It can seem like a century when I stare at a clue, turning it over, upside-down, back-to-front, trying to come to know its secret. Today being celebrated as the hundredth anniversary of the crossword, I thought I would set down my solving history.
I am a poor cruciverbalist, but I get a little better as the years pass. My father used to solve the Ximenes puzzles in the Observer, and I remember one evening, when he was sent to read me a story in bed, I asked him how crosswords worked. He explained. I was baffled. A single-handed GP, he had no time for weekday puzzles, but the Sunday puzzle was his great pleasure. Sometimes he could finish it the same day, sometime over a few days.

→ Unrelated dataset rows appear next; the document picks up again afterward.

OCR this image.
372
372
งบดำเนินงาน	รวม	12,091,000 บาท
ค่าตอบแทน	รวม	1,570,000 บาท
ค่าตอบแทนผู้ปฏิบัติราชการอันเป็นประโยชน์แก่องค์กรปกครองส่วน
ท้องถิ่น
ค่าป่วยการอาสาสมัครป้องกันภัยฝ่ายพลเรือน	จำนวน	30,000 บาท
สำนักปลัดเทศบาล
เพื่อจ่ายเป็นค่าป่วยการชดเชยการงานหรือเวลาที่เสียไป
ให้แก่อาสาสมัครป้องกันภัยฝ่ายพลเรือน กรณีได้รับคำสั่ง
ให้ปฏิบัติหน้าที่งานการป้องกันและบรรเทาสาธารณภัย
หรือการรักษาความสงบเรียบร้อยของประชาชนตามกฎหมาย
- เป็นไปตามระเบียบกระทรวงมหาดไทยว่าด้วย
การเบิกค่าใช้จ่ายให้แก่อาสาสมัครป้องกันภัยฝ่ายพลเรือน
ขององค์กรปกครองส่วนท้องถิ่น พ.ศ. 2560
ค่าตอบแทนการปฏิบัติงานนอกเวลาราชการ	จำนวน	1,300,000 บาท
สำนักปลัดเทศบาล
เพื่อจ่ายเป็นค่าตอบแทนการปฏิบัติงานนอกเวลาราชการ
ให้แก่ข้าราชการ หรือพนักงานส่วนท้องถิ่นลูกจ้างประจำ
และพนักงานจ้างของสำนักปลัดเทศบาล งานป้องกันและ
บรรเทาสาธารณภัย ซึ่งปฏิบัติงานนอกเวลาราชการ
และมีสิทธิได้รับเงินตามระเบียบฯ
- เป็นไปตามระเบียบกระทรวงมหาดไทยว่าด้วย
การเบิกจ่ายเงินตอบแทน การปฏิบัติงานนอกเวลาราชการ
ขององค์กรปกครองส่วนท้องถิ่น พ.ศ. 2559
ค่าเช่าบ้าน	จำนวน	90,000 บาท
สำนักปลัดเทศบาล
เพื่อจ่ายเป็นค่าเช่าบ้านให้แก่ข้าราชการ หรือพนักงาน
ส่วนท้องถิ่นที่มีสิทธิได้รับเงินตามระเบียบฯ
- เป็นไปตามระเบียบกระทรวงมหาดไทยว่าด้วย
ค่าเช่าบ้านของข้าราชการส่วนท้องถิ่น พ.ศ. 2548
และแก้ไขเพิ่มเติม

A few years later, on an exchange trip to France, I attempted the Times crossword on the ferry to Calais as I ate. I solved a very few clues, until the wine I had ordered to accompany my lunch kicked in, and a habit began.
At university in Canterbury, a group of us met in the Jolly Sailor of a Saturday lunchtime. Crosswords, both Times and Guardian would sit on the table, and in between pints and darts, the collective wisdom would be applied. Here I discovered the link between crossword solving and alcohol, expounded long before I knew it by Flann O’Brien, aka Brian O’Nolan. The crossword is the perfect excuse for sitting in a pub on one’s own. It gives purpose, it says, 'you, other solitary drinkers, may be worthless, friendless souls, but I am a man of intellect. Why, I never noticed that I have beer in front of me, so engrossed am I.'
Later, after my father’s death, the Guardian, especially the Saturday prize puzzles, played an important part in the relationship with my mother. On visits to her house at the weekend, we’d tackle the Saturday puzzle and any clue left would be the subject of our nightly telephone conversations.
Now she’s dead too, and I’m left to my own devices. I favour the Guardian still. It’s rare that I finish one, but every morning I go to fifteensquared to see the answers glossed. As I age, maybe I will finish them more often.